But many economists believe that prices and wages, while not completely rigid, are somewhat “sticky” and slow to adjust. Industrial economists have long observed that manufactured goods seem to have relatively inflexible prices as compared to agricultural products. Several have tracked the price changes of individual products, such as newspapers and magazines, and found that prices change infrequently, even when aggregate prices are rising. And Robert Gordon has looked at the overall level of prices and found evidence of stickiness at various times in U.S. history, including the years before World War I, as well as later in this century.

Why do prices and wages fall only slowly, especially when the alternative is layoffs and shutdowns? This is one of the big unanswered questions in macroeconomics. While a variety of hypotheses have been offered, good data have been tough to come by. Many of the conjectures — such as that firms put off lowering prices because price is a signal for quality to customers, or because it is difficult and costly to reprice contracts, print new signs, and the like — require measures not available with the precision necessary for statistical testing. And the usual labor market data on compensation and employment can’t say much about why wages are slow to adjust.

So two economists went out and asked business people to see if that would help resolve the question.

Yale economist Truman Bewley spoke to more than 300 managers in firms in the northeastern United States and asked them about wages. Traditional thinking had focused on why workers refuse to accept lower wages and risk unemployment, with much of the speculation emphasizing the role of unions.

But Bewley found that resistance to pay cuts came primarily from employers, not from workers or unions. And the main reason that employers gave was their belief that cutting pay hurts morale and increases labor turnover. According to Bewley, employers would like their employees to identify with the objectives of the firm and to cooperate with coworkers and supervisors in that spirit.
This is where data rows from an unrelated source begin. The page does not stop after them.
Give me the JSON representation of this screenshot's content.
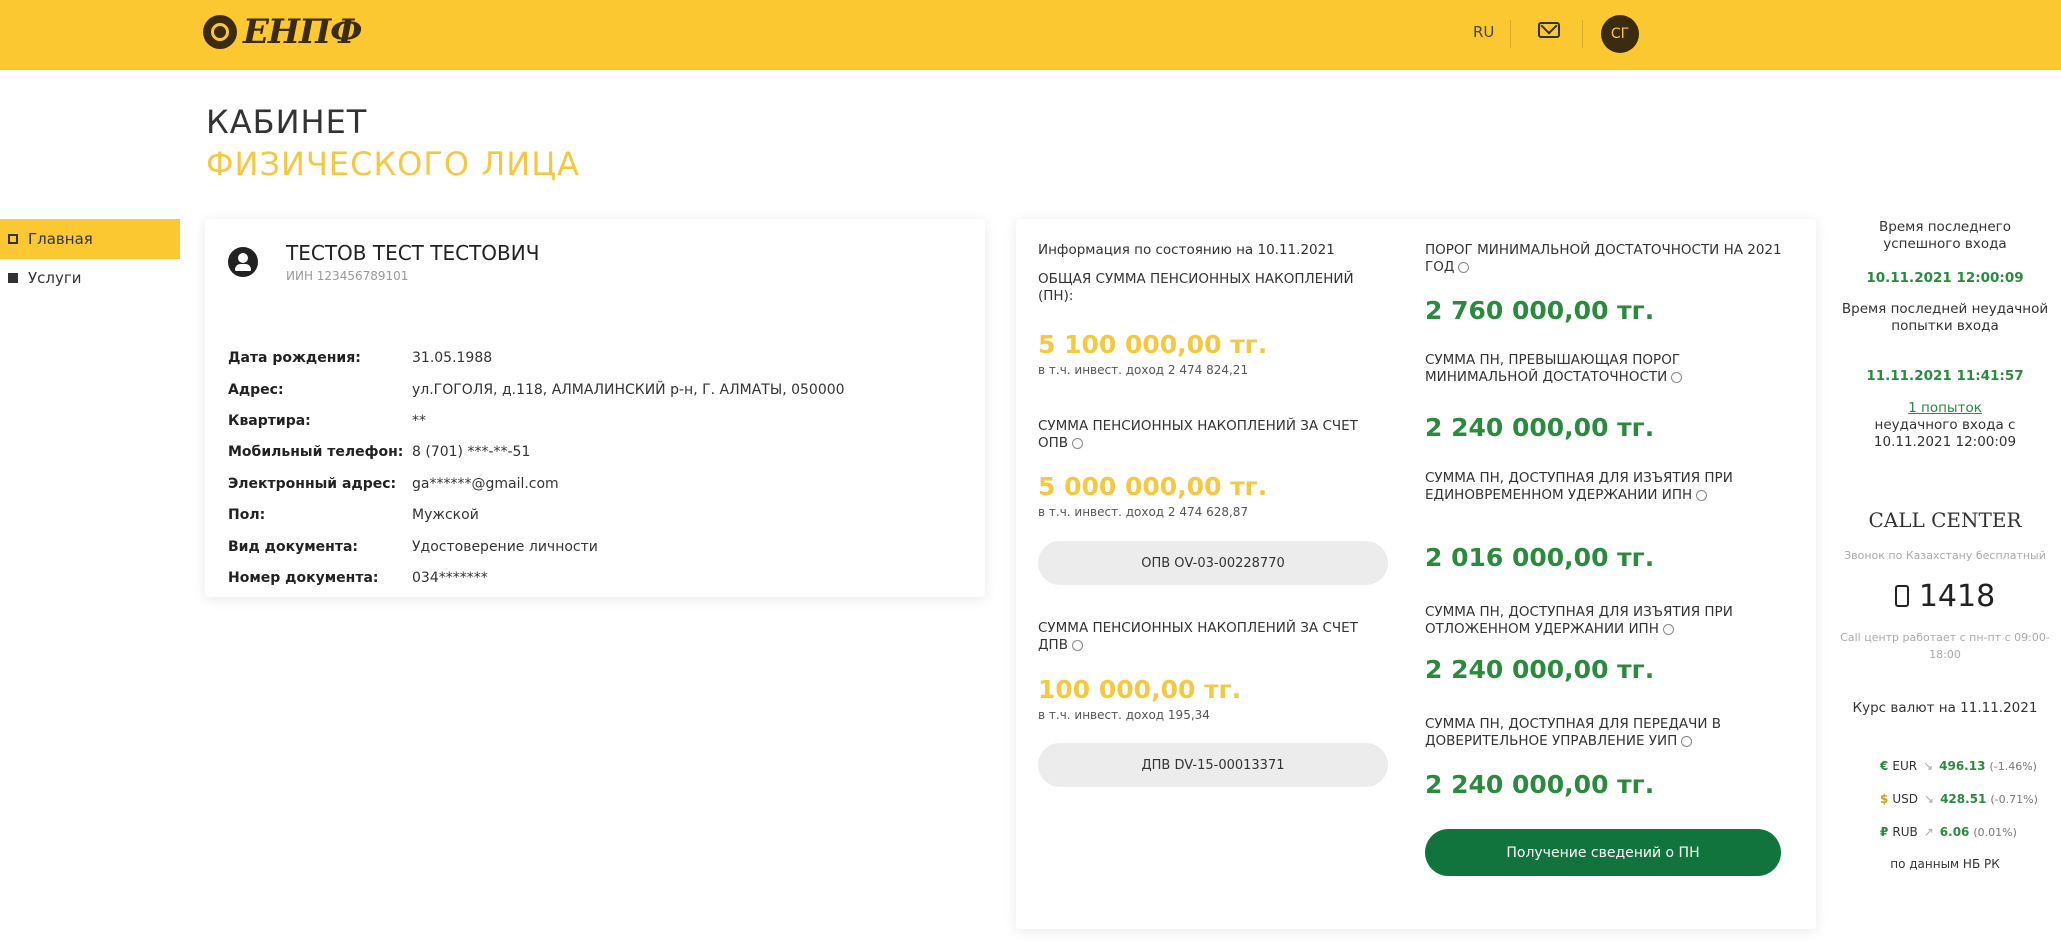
{
  "header": {
    "logo_text": "ЕНПФ",
    "language": "RU",
    "avatar_initials": "СГ",
    "background_color": "#fcc832"
  },
  "title": {
    "line1": "КАБИНЕТ",
    "line2": "ФИЗИЧЕСКОГО ЛИЦА"
  },
  "sidebar": {
    "items": [
      {
        "label": "Главная",
        "active": true
      },
      {
        "label": "Услуги",
        "active": false
      }
    ]
  },
  "profile": {
    "name": "ТЕСТОВ ТЕСТ ТЕСТОВИЧ",
    "iin": "ИИН 123456789101",
    "rows": [
      {
        "label": "Дата рождения:",
        "value": "31.05.1988"
      },
      {
        "label": "Адрес:",
        "value": "ул.ГОГОЛЯ, д.118, АЛМАЛИНСКИЙ р-н, Г. АЛМАТЫ, 050000"
      },
      {
        "label": "Квартира:",
        "value": "**"
      },
      {
        "label": "Мобильный телефон:",
        "value": "8 (701) ***-**-51"
      },
      {
        "label": "Электронный адрес:",
        "value": "ga******@gmail.com"
      },
      {
        "label": "Пол:",
        "value": "Мужской"
      },
      {
        "label": "Вид документа:",
        "value": "Удостоверение личности"
      },
      {
        "label": "Номер документа:",
        "value": "034*******"
      }
    ]
  },
  "savings": {
    "info_date": "Информация по состоянию на 10.11.2021",
    "total": {
      "label": "ОБЩАЯ СУММА ПЕНСИОННЫХ НАКОПЛЕНИЙ (ПН):",
      "amount": "5 100 000,00 тг.",
      "income": "в т.ч. инвест. доход 2 474 824,21"
    },
    "opv": {
      "label": "СУММА ПЕНСИОННЫХ НАКОПЛЕНИЙ ЗА СЧЕТ ОПВ",
      "amount": "5 000 000,00 тг.",
      "income": "в т.ч. инвест. доход 2 474 628,87",
      "button": "ОПВ ОV-03-00228770"
    },
    "dpv": {
      "label": "СУММА ПЕНСИОННЫХ НАКОПЛЕНИЙ ЗА СЧЕТ ДПВ",
      "amount": "100 000,00 тг.",
      "income": "в т.ч. инвест. доход 195,34",
      "button": "ДПВ DV-15-00013371"
    },
    "threshold": {
      "label": "ПОРОГ МИНИМАЛЬНОЙ ДОСТАТОЧНОСТИ НА 2021 ГОД",
      "amount": "2 760 000,00 тг."
    },
    "over_threshold": {
      "label": "СУММА ПН, ПРЕВЫШАЮЩАЯ ПОРОГ МИНИМАЛЬНОЙ ДОСТАТОЧНОСТИ",
      "amount": "2 240 000,00 тг."
    },
    "withdraw_once": {
      "label": "СУММА ПН, ДОСТУПНАЯ ДЛЯ ИЗЪЯТИЯ ПРИ ЕДИНОВРЕМЕННОМ УДЕРЖАНИИ ИПН",
      "amount": "2 016 000,00 тг."
    },
    "withdraw_deferred": {
      "label": "СУММА ПН, ДОСТУПНАЯ ДЛЯ ИЗЪЯТИЯ ПРИ ОТЛОЖЕННОМ УДЕРЖАНИИ ИПН",
      "amount": "2 240 000,00 тг."
    },
    "trust": {
      "label": "СУММА ПН, ДОСТУПНАЯ ДЛЯ ПЕРЕДАЧИ В ДОВЕРИТЕЛЬНОЕ УПРАВЛЕНИЕ УИП",
      "amount": "2 240 000,00 тг."
    },
    "action_button": "Получение сведений о ПН"
  },
  "right_panel": {
    "last_login_label": "Время последнего успешного входа",
    "last_login_value": "10.11.2021 12:00:09",
    "last_fail_label": "Время последней неудачной попытки входа",
    "last_fail_value": "11.11.2021 11:41:57",
    "attempts_link": "1 попыток",
    "attempts_text": "неудачного входа с 10.11.2021 12:00:09",
    "call_center_title": "CALL CENTER",
    "call_center_sub": "Звонок по Казахстану бесплатный",
    "phone": "1418",
    "call_center_hours": "Call центр работает с пн-пт с 09:00-18:00",
    "rates_title": "Курс валют на 11.11.2021",
    "rates": [
      {
        "symbol": "€",
        "code": "EUR",
        "value": "496.13",
        "change": "(-1.46%)"
      },
      {
        "symbol": "$",
        "code": "USD",
        "value": "428.51",
        "change": "(-0.71%)"
      },
      {
        "symbol": "₽",
        "code": "RUB",
        "value": "6.06",
        "change": "(0.01%)"
      }
    ],
    "rates_source": "по данным НБ РК"
  }
}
They want workers to operate autonomously, show initiative, use imagination, and be willing to take on extra tasks. Workers who are scared or disheartened do not do these things. So long as employers believe that pay cuts or reduced hours are harmful to workers’ morale, Bewley explains, they are not a useful alternative to layoffs. Layoffs also affect morale, but the damage is likely to be brief. “Those laid off may suffer terribly, but once they are gone, they cannot disrupt the workplace.” The damage is also limited to a relative few. Even in the most severe recessions, 90 percent of workers still have jobs, with little incentive to support a wage cut.

Princeton economist Alan Blinder undertook a comparable exercise, quizzing managers from more than 200 companies on their pricing practices and motivations. He found that most companies changed their prices annually, although some changed them even less frequently and 10 percent changed them more than 50 times a year. Most did not respond right away to changes in market conditions; firms reported that it took an average of three months after a cost or demand shift before they made a change in their product’s price. But companies also showed great variability: 20 percent reported changing prices immediately, while 13 percent said they delayed as much as six months. Services firms adjusted prices slowly, trade firms did so more rapidly, with manufacturers in between. And firms seemed to take about as much time before lowering prices as before raising them.

About two-thirds of the companies reported that, in their view, they had an implicit agreement with customers not to raise prices when markets were tight — which perhaps makes sense considering that 70 percent of sales were made to other businesses, and 85 percent to repeat customers. Blinder estimates that more than one-quarter of private nonfarm GDP is actually sold under explicit written contracts that fix prices for some period of time.

But when asked why prices are slow to adjust, the answers that companies gave were more helpful for understanding why firms are slow to increase prices than for why they are slow to lower them. Less than half the firms reported that the costs of repricing were significant; and repricing costs tended to be largest for price increases. The most commonly cited reason was that managers hesitate to raise prices out of fear that competitors will not follow suit, but this doesn’t reveal much about why firms are slow to reduce prices when demand drops. The concern that frequent price adjustments would “antagonize” customers because they would think it “unfair” also doesn’t explain firms’ reluctance to lower prices. And the fact that many firms say they respond to market conditions by varying delivery lags, sales effort, and product quality rather than by changing prices is intriguing, but puzzling. Neither the reasons that firms would choose to make adjustments in this manner nor the implications for the macroeconomy are clear. So why don’t wages and prices fall quickly in response to a shortfall in demand? As Blinder himself put it, “Theorists have a long way to go.”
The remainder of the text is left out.